Adora was visibly confused by the question “Um, good I guess, why?” It wasn’t anything all that important, Catra just had to check. She just had to quickly make sure that those types of mornings were ones the two of them got to have, mornings cuddled up together softly after a quiet night of sweet dreams. Much to her delight, It was indeed real. 

“Ah its nothing, you’re still so new to this whole ‘not putting literally everything before yourself thing’ so I thought I should still check on you from time to time, just in case.” Catra was mostly covering up how she really felt but at the same time, there was some truth to her words. 

“Aw,” Adora leaned in to kiss her once again “you’re cute.” Catra still wasn’t used to Adora complimenting her, at least in an openly romantic way. Even though they were just simple things couples could tell each other a hundred times a day, it still felt so special. “So, do you want to do anything today?” Adora asked,

“I don’t know do you.”

“Uggggh, no,” Adora groaned, making them both laugh.

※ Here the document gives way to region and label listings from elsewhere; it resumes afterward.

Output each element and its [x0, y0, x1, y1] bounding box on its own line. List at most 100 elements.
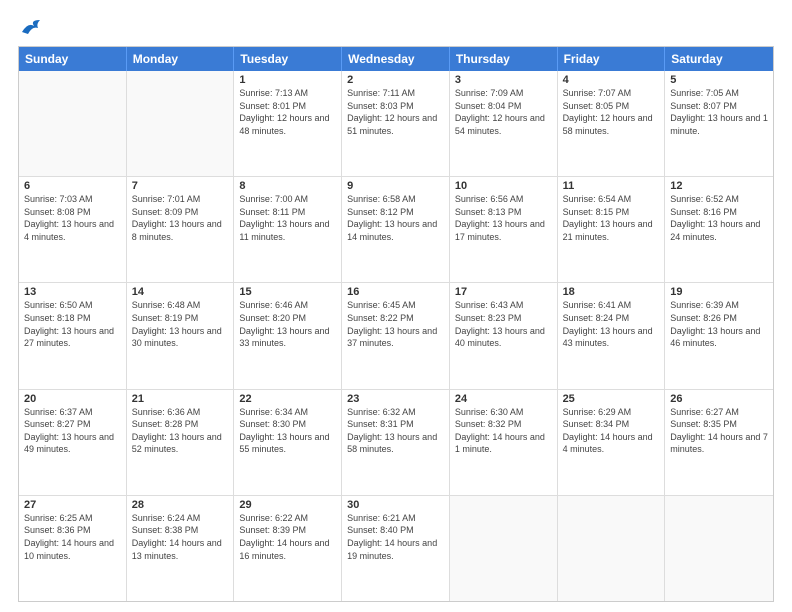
- day-number: 19: [670, 286, 768, 298]
- day-info: Sunrise: 6:52 AM Sunset: 8:16 PM Dayligh…: [670, 193, 768, 243]
- calendar-cell: 10Sunrise: 6:56 AM Sunset: 8:13 PM Dayli…: [450, 177, 558, 282]
- day-info: Sunrise: 7:05 AM Sunset: 8:07 PM Dayligh…: [670, 87, 768, 137]
- day-number: 11: [563, 180, 660, 192]
- day-info: Sunrise: 7:00 AM Sunset: 8:11 PM Dayligh…: [239, 193, 336, 243]
- day-info: Sunrise: 7:07 AM Sunset: 8:05 PM Dayligh…: [563, 87, 660, 137]
- day-number: 6: [24, 180, 121, 192]
- calendar-cell: [450, 496, 558, 601]
- header-day-thursday: Thursday: [450, 47, 558, 71]
- day-info: Sunrise: 6:50 AM Sunset: 8:18 PM Dayligh…: [24, 299, 121, 349]
- calendar-cell: 18Sunrise: 6:41 AM Sunset: 8:24 PM Dayli…: [558, 283, 666, 388]
- day-number: 26: [670, 393, 768, 405]
- header: [18, 18, 774, 36]
- header-day-friday: Friday: [558, 47, 666, 71]
- day-number: 5: [670, 74, 768, 86]
- day-info: Sunrise: 6:43 AM Sunset: 8:23 PM Dayligh…: [455, 299, 552, 349]
- calendar-cell: 20Sunrise: 6:37 AM Sunset: 8:27 PM Dayli…: [19, 390, 127, 495]
- day-number: 24: [455, 393, 552, 405]
- day-number: 29: [239, 499, 336, 511]
- day-number: 7: [132, 180, 229, 192]
- day-info: Sunrise: 6:37 AM Sunset: 8:27 PM Dayligh…: [24, 406, 121, 456]
- day-info: Sunrise: 6:39 AM Sunset: 8:26 PM Dayligh…: [670, 299, 768, 349]
- day-info: Sunrise: 6:56 AM Sunset: 8:13 PM Dayligh…: [455, 193, 552, 243]
- calendar-body: 1Sunrise: 7:13 AM Sunset: 8:01 PM Daylig…: [19, 71, 773, 601]
- calendar-cell: 26Sunrise: 6:27 AM Sunset: 8:35 PM Dayli…: [665, 390, 773, 495]
- calendar-cell: 25Sunrise: 6:29 AM Sunset: 8:34 PM Dayli…: [558, 390, 666, 495]
- calendar-cell: 27Sunrise: 6:25 AM Sunset: 8:36 PM Dayli…: [19, 496, 127, 601]
- calendar-cell: 16Sunrise: 6:45 AM Sunset: 8:22 PM Dayli…: [342, 283, 450, 388]
- calendar-row-4: 27Sunrise: 6:25 AM Sunset: 8:36 PM Dayli…: [19, 496, 773, 601]
- day-number: 21: [132, 393, 229, 405]
- day-number: 13: [24, 286, 121, 298]
- day-number: 27: [24, 499, 121, 511]
- day-info: Sunrise: 7:11 AM Sunset: 8:03 PM Dayligh…: [347, 87, 444, 137]
- day-number: 3: [455, 74, 552, 86]
- header-day-saturday: Saturday: [665, 47, 773, 71]
- day-number: 15: [239, 286, 336, 298]
- calendar-cell: 2Sunrise: 7:11 AM Sunset: 8:03 PM Daylig…: [342, 71, 450, 176]
- day-info: Sunrise: 7:09 AM Sunset: 8:04 PM Dayligh…: [455, 87, 552, 137]
- calendar-cell: 24Sunrise: 6:30 AM Sunset: 8:32 PM Dayli…: [450, 390, 558, 495]
- calendar-cell: 4Sunrise: 7:07 AM Sunset: 8:05 PM Daylig…: [558, 71, 666, 176]
- calendar-cell: 12Sunrise: 6:52 AM Sunset: 8:16 PM Dayli…: [665, 177, 773, 282]
- calendar-cell: 8Sunrise: 7:00 AM Sunset: 8:11 PM Daylig…: [234, 177, 342, 282]
- header-day-sunday: Sunday: [19, 47, 127, 71]
- day-info: Sunrise: 7:13 AM Sunset: 8:01 PM Dayligh…: [239, 87, 336, 137]
- day-info: Sunrise: 6:25 AM Sunset: 8:36 PM Dayligh…: [24, 512, 121, 562]
- calendar-cell: 11Sunrise: 6:54 AM Sunset: 8:15 PM Dayli…: [558, 177, 666, 282]
- day-number: 30: [347, 499, 444, 511]
- calendar-cell: [19, 71, 127, 176]
- calendar-cell: 15Sunrise: 6:46 AM Sunset: 8:20 PM Dayli…: [234, 283, 342, 388]
- day-number: 1: [239, 74, 336, 86]
- day-info: Sunrise: 6:45 AM Sunset: 8:22 PM Dayligh…: [347, 299, 444, 349]
- day-info: Sunrise: 6:30 AM Sunset: 8:32 PM Dayligh…: [455, 406, 552, 456]
- day-number: 12: [670, 180, 768, 192]
- calendar-cell: 14Sunrise: 6:48 AM Sunset: 8:19 PM Dayli…: [127, 283, 235, 388]
- day-number: 17: [455, 286, 552, 298]
- calendar: SundayMondayTuesdayWednesdayThursdayFrid…: [18, 46, 774, 602]
- calendar-cell: 29Sunrise: 6:22 AM Sunset: 8:39 PM Dayli…: [234, 496, 342, 601]
- day-number: 23: [347, 393, 444, 405]
- day-number: 22: [239, 393, 336, 405]
- calendar-cell: 28Sunrise: 6:24 AM Sunset: 8:38 PM Dayli…: [127, 496, 235, 601]
- calendar-row-2: 13Sunrise: 6:50 AM Sunset: 8:18 PM Dayli…: [19, 283, 773, 389]
- day-info: Sunrise: 6:29 AM Sunset: 8:34 PM Dayligh…: [563, 406, 660, 456]
- day-number: 9: [347, 180, 444, 192]
- calendar-cell: 30Sunrise: 6:21 AM Sunset: 8:40 PM Dayli…: [342, 496, 450, 601]
- day-info: Sunrise: 6:54 AM Sunset: 8:15 PM Dayligh…: [563, 193, 660, 243]
- calendar-cell: 5Sunrise: 7:05 AM Sunset: 8:07 PM Daylig…: [665, 71, 773, 176]
- day-number: 14: [132, 286, 229, 298]
- day-info: Sunrise: 7:01 AM Sunset: 8:09 PM Dayligh…: [132, 193, 229, 243]
- page: SundayMondayTuesdayWednesdayThursdayFrid…: [0, 0, 792, 612]
- day-number: 18: [563, 286, 660, 298]
- calendar-cell: 22Sunrise: 6:34 AM Sunset: 8:30 PM Dayli…: [234, 390, 342, 495]
- calendar-cell: 17Sunrise: 6:43 AM Sunset: 8:23 PM Dayli…: [450, 283, 558, 388]
- calendar-cell: 1Sunrise: 7:13 AM Sunset: 8:01 PM Daylig…: [234, 71, 342, 176]
- day-number: 20: [24, 393, 121, 405]
- day-info: Sunrise: 6:24 AM Sunset: 8:38 PM Dayligh…: [132, 512, 229, 562]
- day-number: 28: [132, 499, 229, 511]
- day-info: Sunrise: 6:21 AM Sunset: 8:40 PM Dayligh…: [347, 512, 444, 562]
- calendar-cell: [127, 71, 235, 176]
- calendar-row-0: 1Sunrise: 7:13 AM Sunset: 8:01 PM Daylig…: [19, 71, 773, 177]
- day-number: 10: [455, 180, 552, 192]
- day-info: Sunrise: 6:27 AM Sunset: 8:35 PM Dayligh…: [670, 406, 768, 456]
- calendar-cell: 13Sunrise: 6:50 AM Sunset: 8:18 PM Dayli…: [19, 283, 127, 388]
- day-info: Sunrise: 6:41 AM Sunset: 8:24 PM Dayligh…: [563, 299, 660, 349]
- calendar-cell: 19Sunrise: 6:39 AM Sunset: 8:26 PM Dayli…: [665, 283, 773, 388]
- logo: [18, 18, 42, 36]
- calendar-cell: [665, 496, 773, 601]
- day-info: Sunrise: 6:22 AM Sunset: 8:39 PM Dayligh…: [239, 512, 336, 562]
- logo-bird-icon: [20, 18, 42, 36]
- day-number: 2: [347, 74, 444, 86]
- header-day-monday: Monday: [127, 47, 235, 71]
- calendar-header: SundayMondayTuesdayWednesdayThursdayFrid…: [19, 47, 773, 71]
- calendar-row-3: 20Sunrise: 6:37 AM Sunset: 8:27 PM Dayli…: [19, 390, 773, 496]
- calendar-cell: 23Sunrise: 6:32 AM Sunset: 8:31 PM Dayli…: [342, 390, 450, 495]
- calendar-cell: 6Sunrise: 7:03 AM Sunset: 8:08 PM Daylig…: [19, 177, 127, 282]
- day-info: Sunrise: 6:58 AM Sunset: 8:12 PM Dayligh…: [347, 193, 444, 243]
- day-info: Sunrise: 6:48 AM Sunset: 8:19 PM Dayligh…: [132, 299, 229, 349]
- day-info: Sunrise: 6:34 AM Sunset: 8:30 PM Dayligh…: [239, 406, 336, 456]
- calendar-row-1: 6Sunrise: 7:03 AM Sunset: 8:08 PM Daylig…: [19, 177, 773, 283]
- calendar-cell: [558, 496, 666, 601]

“I guess there really isn’t anything we HAVE to do anymore is there?” Catra asked only just realizing what it meant.

Adora smiled and shook her head. She knew how much they both needed a chance to unwind.

“It’s nice cause I slept well last night but also I feel like I haven’t slept in like...3 years.”

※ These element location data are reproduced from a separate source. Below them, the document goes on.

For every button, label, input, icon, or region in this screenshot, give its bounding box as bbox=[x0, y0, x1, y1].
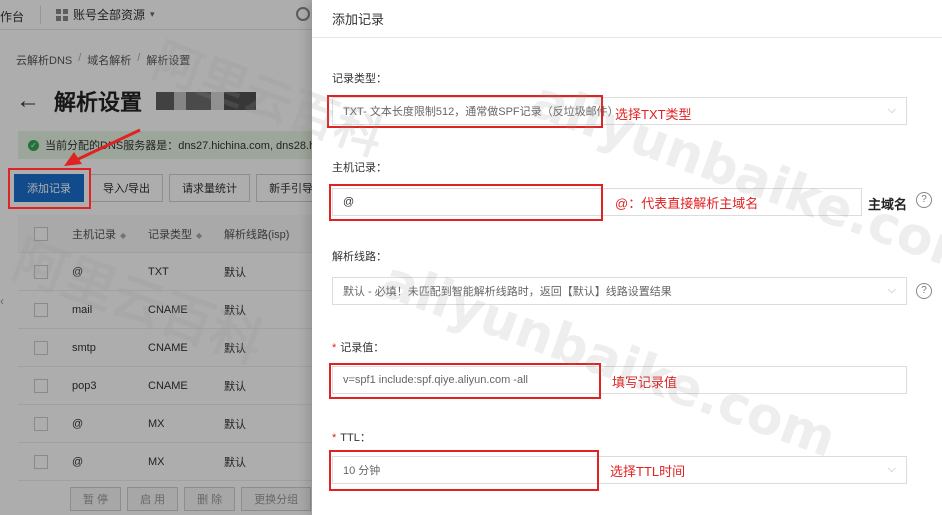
beginner-guide-button[interactable]: 新手引导 bbox=[256, 174, 312, 202]
row-checkbox[interactable] bbox=[34, 302, 48, 317]
highlight-box bbox=[329, 450, 599, 491]
host-record-label: 主机记录： bbox=[332, 162, 387, 174]
help-icon[interactable]: ? bbox=[916, 283, 932, 299]
batch-actions: 暂 停 启 用 删 除 更换分组 bbox=[70, 487, 312, 511]
row-checkbox[interactable] bbox=[34, 378, 48, 393]
annotation-ttl: 选择TTL时间 bbox=[610, 464, 686, 479]
add-record-drawer: 添加记录 记录类型： TXT- 文本长度限制512，通常做SPF记录（反垃圾邮件… bbox=[312, 0, 942, 515]
ttl-label: * TTL： bbox=[332, 432, 371, 444]
select-all-checkbox[interactable] bbox=[34, 226, 48, 241]
help-icon[interactable]: ? bbox=[916, 192, 932, 208]
chevron-down-icon: ⌵ bbox=[887, 463, 896, 475]
page-title: 解析设置 bbox=[54, 90, 143, 115]
breadcrumb-item: 解析设置 bbox=[146, 55, 191, 67]
back-arrow-icon[interactable]: ← bbox=[16, 89, 40, 113]
annotation-arrow-icon bbox=[64, 128, 141, 166]
drawer-title: 添加记录 bbox=[332, 12, 385, 27]
sort-icon: ◆ bbox=[120, 230, 127, 240]
table-row: smtp CNAME 默认 bbox=[18, 329, 312, 367]
resolve-line-select[interactable]: 默认 - 必填！未匹配到智能解析线路时，返回【默认】线路设置结果 ⌵ bbox=[332, 277, 907, 305]
pause-button[interactable]: 暂 停 bbox=[70, 487, 122, 511]
search-icon[interactable] bbox=[296, 7, 310, 21]
breadcrumb-item[interactable]: 域名解析 bbox=[87, 52, 131, 68]
import-export-button[interactable]: 导入/导出 bbox=[90, 174, 164, 202]
sort-icon: ◆ bbox=[196, 230, 203, 240]
breadcrumb: 云解析DNS / 域名解析 / 解析设置 bbox=[16, 52, 191, 68]
background-page: 作台 账号全部资源 ▾ 云解析DNS / 域名解析 / 解析设置 ← 解析设置 … bbox=[0, 0, 312, 515]
chevron-down-icon: ⌵ bbox=[887, 284, 896, 296]
column-header[interactable]: 记录类型 ◆ bbox=[148, 226, 224, 242]
row-checkbox[interactable] bbox=[34, 454, 48, 469]
divider bbox=[40, 6, 41, 24]
records-table: 主机记录 ◆ 记录类型 ◆ 解析线路(isp) @ TXT 默认 mail CNAME 默认… bbox=[18, 215, 312, 481]
request-stats-button[interactable]: 请求量统计 bbox=[169, 174, 251, 202]
row-checkbox[interactable] bbox=[34, 416, 48, 431]
page-header: ← 解析设置 bbox=[16, 86, 257, 116]
chevron-down-icon: ⌵ bbox=[887, 104, 896, 116]
divider bbox=[312, 37, 942, 38]
annotation-record-type: 选择TXT类型 bbox=[615, 107, 692, 122]
row-checkbox[interactable] bbox=[34, 264, 48, 279]
chevron-down-icon: ▾ bbox=[150, 9, 155, 19]
highlight-box bbox=[329, 184, 603, 221]
redacted-domain bbox=[156, 92, 257, 110]
record-value-label: * 记录值： bbox=[332, 342, 385, 354]
annotation-host-record: @：代表直接解析主域名 bbox=[615, 196, 759, 211]
domain-suffix: 主域名 bbox=[868, 197, 908, 212]
enable-button[interactable]: 启 用 bbox=[127, 487, 179, 511]
chevron-left-icon[interactable]: ‹ bbox=[0, 294, 4, 308]
table-row: mail CNAME 默认 bbox=[18, 291, 312, 329]
column-header[interactable]: 主机记录 ◆ bbox=[72, 226, 148, 242]
check-circle-icon: ✓ bbox=[28, 139, 39, 151]
table-header: 主机记录 ◆ 记录类型 ◆ 解析线路(isp) bbox=[18, 215, 312, 253]
resolve-line-label: 解析线路： bbox=[332, 251, 387, 263]
table-row: @ MX 默认 bbox=[18, 405, 312, 443]
resolve-line-value: 默认 - 必填！未匹配到智能解析线路时，返回【默认】线路设置结果 bbox=[343, 286, 672, 298]
table-row: pop3 CNAME 默认 bbox=[18, 367, 312, 405]
workbench-link[interactable]: 作台 bbox=[0, 8, 24, 25]
table-row: @ TXT 默认 bbox=[18, 253, 312, 291]
highlight-box bbox=[8, 168, 91, 209]
top-bar: 作台 账号全部资源 ▾ bbox=[0, 0, 312, 30]
breadcrumb-item[interactable]: 云解析DNS bbox=[16, 52, 72, 68]
table-row: @ MX 默认 bbox=[18, 443, 312, 481]
account-scope-dropdown[interactable]: 账号全部资源 ▾ bbox=[56, 6, 155, 23]
highlight-box bbox=[329, 363, 601, 399]
record-type-label: 记录类型： bbox=[332, 73, 387, 85]
highlight-box bbox=[327, 95, 603, 128]
grid-icon bbox=[56, 8, 68, 21]
delete-button[interactable]: 删 除 bbox=[184, 487, 236, 511]
column-header: 解析线路(isp) bbox=[224, 228, 290, 241]
annotation-record-value: 填写记录值 bbox=[612, 375, 678, 390]
row-checkbox[interactable] bbox=[34, 340, 48, 355]
change-group-button[interactable]: 更换分组 bbox=[241, 487, 312, 511]
account-scope-label: 账号全部资源 bbox=[73, 8, 146, 22]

“Even if you’re getting sleep, you should still relax when you’re awake sometimes. You know that, right? Who am I kidding, of course you don’t.” Catra teased, all the while being 100% serious.

“Go back to bed with me anyway?” Adora said with a half-joking, half-pleading look in her eyes. A look that made Catra purr both softly and much louder than she realized. In hindsight, sleeping in Adora’s bed had always been a form of comfort to Catra. It was when she could be closest to her in the Horde and finally let her mind rest, before morning came and the world would throw something between them again. But things weren’t like how they were in the Horde. It wasn’t just Adora’s bed anymore, and there was no force to tear them apart once morning came. They could both lie there blissfully and enjoy each other’s company as long as they pleased.

“You’re such an idiot.” She responded to Adora’s request, already getting back underneath the covers.

**Notes for the Chapter:**

> I guess this makes my first finished fan fiction. I’ve got a couple ideas in the works (including more Catradora) which may or may not ever be finished. Thanks for reading and I hope you all enjoyed!